Dans le même temps, l’ANASE doit élargir ses partenariats mondiaux. Le sommet historique ANASE-Conseil de coopération du Golfe-Chine qui s’est tenu au début de cette année, ainsi que les efforts en cours pour moderniser les accords avec la Chine, l’Inde et la Corée du Sud, soulignent notre volonté de jeter des ponts bien au-delà de notre voisinage immédiat. L’économie numérique devant être le moteur de la prochaine phase de croissance de l’ASEAN, la conclusion du cadre de l’économie numérique de l’ASEAN est devenue une priorité urgente, en particulier dans un contexte d’intensification de la concurrence pour le leadership dans le domaine de l’IA et d’autres technologies transformatrices.
Ces initiatives – qui couvrent le commerce, la technologie et la connectivité – servent un seul objectif primordial : sauvegarder l’autonomie de l’ASEAN dans une ère d’incertitude. Lors de notre sommet de mai, les dirigeants de l’ASEAN ont mis en garde contre les mesures commerciales unilatérales, les tarifs douaniers de rétorsion et la fragmentation croissante. Notre réponse à ces menaces mondiales doit être un engagement renouvelé en faveur de l’ouverture, de la réforme et d’un système commercial fondé sur des règles.
L’ouverture économique favorise la résilience et les réformes.

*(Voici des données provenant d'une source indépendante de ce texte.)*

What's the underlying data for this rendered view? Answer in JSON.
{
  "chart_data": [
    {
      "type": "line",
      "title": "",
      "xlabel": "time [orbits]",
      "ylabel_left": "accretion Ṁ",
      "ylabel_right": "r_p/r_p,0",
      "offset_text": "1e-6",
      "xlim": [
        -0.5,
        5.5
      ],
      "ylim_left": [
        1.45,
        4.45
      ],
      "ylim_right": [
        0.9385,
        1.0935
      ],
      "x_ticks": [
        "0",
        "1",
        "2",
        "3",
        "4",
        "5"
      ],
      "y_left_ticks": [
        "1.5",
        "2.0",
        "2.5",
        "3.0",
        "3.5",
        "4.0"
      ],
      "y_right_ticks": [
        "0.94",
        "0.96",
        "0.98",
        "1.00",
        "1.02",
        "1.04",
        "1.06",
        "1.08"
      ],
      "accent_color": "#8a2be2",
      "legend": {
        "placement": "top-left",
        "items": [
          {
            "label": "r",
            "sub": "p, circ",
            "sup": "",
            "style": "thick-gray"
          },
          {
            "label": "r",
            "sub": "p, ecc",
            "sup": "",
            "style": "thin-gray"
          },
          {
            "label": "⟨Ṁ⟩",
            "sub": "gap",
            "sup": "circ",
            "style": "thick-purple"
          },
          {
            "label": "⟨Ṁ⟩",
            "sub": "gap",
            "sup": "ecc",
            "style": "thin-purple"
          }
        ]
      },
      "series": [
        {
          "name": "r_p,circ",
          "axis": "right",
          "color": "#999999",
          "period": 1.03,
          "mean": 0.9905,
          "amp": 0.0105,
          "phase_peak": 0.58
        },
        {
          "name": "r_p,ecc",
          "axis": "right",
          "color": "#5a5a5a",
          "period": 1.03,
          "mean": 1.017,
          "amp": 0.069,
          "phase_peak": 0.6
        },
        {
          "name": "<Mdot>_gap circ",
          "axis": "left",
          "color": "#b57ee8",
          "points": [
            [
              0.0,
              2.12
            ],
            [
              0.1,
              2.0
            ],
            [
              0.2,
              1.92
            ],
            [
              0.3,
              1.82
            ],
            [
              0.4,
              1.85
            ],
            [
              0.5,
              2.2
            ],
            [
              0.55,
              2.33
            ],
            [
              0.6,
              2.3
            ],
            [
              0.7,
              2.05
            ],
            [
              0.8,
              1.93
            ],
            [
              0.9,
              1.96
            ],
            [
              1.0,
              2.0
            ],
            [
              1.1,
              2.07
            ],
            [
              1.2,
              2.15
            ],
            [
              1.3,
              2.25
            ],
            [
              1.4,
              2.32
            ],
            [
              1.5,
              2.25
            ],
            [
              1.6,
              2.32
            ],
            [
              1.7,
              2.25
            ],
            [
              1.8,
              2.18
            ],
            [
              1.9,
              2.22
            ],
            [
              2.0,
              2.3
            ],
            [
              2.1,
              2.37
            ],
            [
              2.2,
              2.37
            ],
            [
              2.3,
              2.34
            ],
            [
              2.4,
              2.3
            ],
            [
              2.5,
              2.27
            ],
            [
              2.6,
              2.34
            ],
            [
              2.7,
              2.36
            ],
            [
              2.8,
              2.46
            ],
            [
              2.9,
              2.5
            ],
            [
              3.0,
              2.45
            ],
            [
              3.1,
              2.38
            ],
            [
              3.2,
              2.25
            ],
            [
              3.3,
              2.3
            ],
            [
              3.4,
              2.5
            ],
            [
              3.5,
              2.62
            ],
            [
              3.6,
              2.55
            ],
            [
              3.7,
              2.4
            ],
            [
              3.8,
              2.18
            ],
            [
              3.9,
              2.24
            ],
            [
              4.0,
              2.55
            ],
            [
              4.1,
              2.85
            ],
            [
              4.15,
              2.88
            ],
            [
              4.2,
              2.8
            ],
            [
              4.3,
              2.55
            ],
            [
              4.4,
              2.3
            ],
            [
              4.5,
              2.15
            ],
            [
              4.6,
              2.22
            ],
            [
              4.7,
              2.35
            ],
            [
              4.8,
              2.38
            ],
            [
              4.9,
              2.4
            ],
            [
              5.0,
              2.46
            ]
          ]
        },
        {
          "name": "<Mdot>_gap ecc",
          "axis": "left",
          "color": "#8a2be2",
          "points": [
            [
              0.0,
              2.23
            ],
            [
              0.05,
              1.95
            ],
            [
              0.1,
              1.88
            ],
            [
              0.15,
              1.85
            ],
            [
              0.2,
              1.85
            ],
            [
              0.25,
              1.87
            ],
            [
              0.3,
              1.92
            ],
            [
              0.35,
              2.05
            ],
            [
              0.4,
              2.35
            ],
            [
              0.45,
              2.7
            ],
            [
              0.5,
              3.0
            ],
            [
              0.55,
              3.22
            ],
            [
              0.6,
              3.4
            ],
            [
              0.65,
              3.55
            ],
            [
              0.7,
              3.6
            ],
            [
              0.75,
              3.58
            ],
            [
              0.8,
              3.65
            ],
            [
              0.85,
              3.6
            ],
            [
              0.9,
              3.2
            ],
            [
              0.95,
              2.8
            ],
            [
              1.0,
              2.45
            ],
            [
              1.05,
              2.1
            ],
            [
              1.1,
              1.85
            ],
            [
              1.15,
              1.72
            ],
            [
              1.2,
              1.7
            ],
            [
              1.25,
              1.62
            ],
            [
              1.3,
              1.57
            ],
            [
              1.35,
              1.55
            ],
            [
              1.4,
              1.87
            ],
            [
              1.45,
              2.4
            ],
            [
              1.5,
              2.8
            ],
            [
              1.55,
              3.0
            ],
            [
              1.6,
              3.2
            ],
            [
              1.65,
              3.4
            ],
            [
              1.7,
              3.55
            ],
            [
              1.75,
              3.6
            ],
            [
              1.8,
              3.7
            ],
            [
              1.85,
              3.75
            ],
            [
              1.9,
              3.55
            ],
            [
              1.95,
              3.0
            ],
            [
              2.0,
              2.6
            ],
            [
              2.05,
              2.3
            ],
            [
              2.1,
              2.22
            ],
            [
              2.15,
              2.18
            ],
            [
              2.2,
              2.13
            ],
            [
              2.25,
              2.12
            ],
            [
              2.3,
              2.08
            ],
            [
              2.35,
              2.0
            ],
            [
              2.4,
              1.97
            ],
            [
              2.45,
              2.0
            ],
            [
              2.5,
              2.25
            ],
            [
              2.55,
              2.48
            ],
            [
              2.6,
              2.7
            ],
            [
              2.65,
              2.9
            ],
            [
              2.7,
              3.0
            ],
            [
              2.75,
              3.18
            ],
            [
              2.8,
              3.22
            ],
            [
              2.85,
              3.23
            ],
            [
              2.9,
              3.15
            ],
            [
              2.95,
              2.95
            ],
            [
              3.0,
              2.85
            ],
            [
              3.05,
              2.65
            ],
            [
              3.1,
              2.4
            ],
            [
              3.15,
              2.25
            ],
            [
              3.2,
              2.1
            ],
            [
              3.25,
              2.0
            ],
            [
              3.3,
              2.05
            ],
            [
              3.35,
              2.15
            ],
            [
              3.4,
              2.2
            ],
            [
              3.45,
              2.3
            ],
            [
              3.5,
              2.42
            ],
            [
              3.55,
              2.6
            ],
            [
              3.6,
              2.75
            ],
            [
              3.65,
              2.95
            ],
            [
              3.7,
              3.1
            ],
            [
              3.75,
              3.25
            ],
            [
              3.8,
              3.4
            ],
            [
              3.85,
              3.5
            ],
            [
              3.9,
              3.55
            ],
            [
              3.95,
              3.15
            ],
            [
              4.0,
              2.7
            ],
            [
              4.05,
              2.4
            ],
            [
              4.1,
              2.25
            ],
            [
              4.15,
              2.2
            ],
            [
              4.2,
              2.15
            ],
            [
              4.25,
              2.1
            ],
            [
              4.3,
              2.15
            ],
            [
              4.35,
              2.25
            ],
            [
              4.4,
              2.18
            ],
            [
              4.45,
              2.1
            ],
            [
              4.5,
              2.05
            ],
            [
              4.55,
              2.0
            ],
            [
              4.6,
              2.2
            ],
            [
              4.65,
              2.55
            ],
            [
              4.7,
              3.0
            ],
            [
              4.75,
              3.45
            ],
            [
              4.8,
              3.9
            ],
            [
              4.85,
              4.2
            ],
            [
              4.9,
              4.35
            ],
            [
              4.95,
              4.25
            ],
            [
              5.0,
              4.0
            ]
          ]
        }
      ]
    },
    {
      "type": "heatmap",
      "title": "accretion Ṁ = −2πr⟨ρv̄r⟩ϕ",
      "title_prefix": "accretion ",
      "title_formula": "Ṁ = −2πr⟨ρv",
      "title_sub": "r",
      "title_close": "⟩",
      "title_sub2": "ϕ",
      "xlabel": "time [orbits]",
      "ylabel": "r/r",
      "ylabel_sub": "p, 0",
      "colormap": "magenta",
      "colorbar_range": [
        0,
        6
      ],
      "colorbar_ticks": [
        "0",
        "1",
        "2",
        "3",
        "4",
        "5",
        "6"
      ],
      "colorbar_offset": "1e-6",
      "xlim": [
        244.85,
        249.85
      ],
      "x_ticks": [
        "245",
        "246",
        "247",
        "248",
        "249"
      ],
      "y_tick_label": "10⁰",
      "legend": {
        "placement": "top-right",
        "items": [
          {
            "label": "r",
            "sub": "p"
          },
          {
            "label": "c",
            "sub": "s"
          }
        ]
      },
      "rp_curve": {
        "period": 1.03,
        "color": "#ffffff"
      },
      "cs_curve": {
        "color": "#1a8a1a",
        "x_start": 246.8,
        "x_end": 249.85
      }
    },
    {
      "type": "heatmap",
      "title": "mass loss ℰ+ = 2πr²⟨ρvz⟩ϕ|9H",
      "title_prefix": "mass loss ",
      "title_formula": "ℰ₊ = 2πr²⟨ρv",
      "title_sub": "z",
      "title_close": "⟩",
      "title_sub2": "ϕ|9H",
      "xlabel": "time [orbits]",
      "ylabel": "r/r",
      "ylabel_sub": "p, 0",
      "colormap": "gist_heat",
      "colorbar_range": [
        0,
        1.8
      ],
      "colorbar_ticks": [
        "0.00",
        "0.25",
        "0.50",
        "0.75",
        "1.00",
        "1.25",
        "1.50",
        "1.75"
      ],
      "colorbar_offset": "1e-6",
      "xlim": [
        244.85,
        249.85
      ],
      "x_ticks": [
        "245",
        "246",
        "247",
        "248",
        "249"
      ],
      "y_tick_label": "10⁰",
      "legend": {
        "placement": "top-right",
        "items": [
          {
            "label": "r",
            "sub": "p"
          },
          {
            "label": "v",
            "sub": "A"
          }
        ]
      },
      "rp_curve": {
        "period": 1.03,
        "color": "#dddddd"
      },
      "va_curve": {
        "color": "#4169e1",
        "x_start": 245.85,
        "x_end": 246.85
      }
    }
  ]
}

La fragmentation, en revanche, fait grimper les coûts, décourage l’investissement et accroît la vulnérabilité aux chocs. La volatilité des devises, la fuite soudaine des capitaux et les perturbations des chaînes d’approvisionnement en denrées alimentaires, en énergie et en matières premières se propagent rapidement au-delà des frontières, déstabilisant les sociétés. Si la mondialisation a ses défauts, elle a également créé une interdépendance par le biais d’intérêts partagés, mettant un frein à l’unilatéralisme irréfléchi.
Cette retenue est plus que jamais nécessaire face au changement climatique. L’intégration de la durabilité dans le programme économique de l’ANASE est désormais un impératif urgent. L’accélération du réseau électrique de l’ANASE illustre notre détermination à investir dans les énergies propres, à créer des emplois verts et à assurer la sécurité énergétique à long terme. Le statu quo n’est plus une option ; une action audacieuse aujourd’hui est le prix d’un avenir juste et durable.
Dans un monde de plus en plus imprévisible, la fortune de l’ANASE s’élèvera ou s’effondrera ensemble. Nous devons donc renforcer notre cohésion en revitalisant des cadres géostratégiques de longue date, tels que la zone de paix, de liberté et de neutralité, et en renforçant les mécanismes dirigés par l’ANASE, tels que le sommet de l’Asie de l’Est et le forum régional de l’ANASE. Ces plateformes restent indispensables au dialogue, à l’instauration de la confiance et à la diplomatie préventive.
Le sommet ANASE-CCG, ainsi que notre nouvelle initiative trilatérale avec le CCG et la Chine, représentent une étape audacieuse vers l’alignement des talents et des besoins énergétiques de l’Asie du Sud-Est avec les capitaux du Golfe et la portée mondiale de la Chine. La nouvelle task force géoéconomique de l’ANASE renforcera encore notre capacité à réagir collectivement en période de volatilité et d’incertitude.
L’ANASE ne peut pas dicter le cours des événements mondiaux, mais nous ne devons pas non plus nous résigner à la passivité. Nous pouvons, et nous devons, façonner notre propre avenir avec courage, prévoyance et solidarité. En restant fidèle à ses valeurs fondatrices tout en s’adaptant aux nouvelles réalités, l’ANASE peut rester un phare de paix, de prospérité et de progrès pour les générations à venir.
Anwar Ibrahim est Premier ministre et ministre des Finances de Malaisie.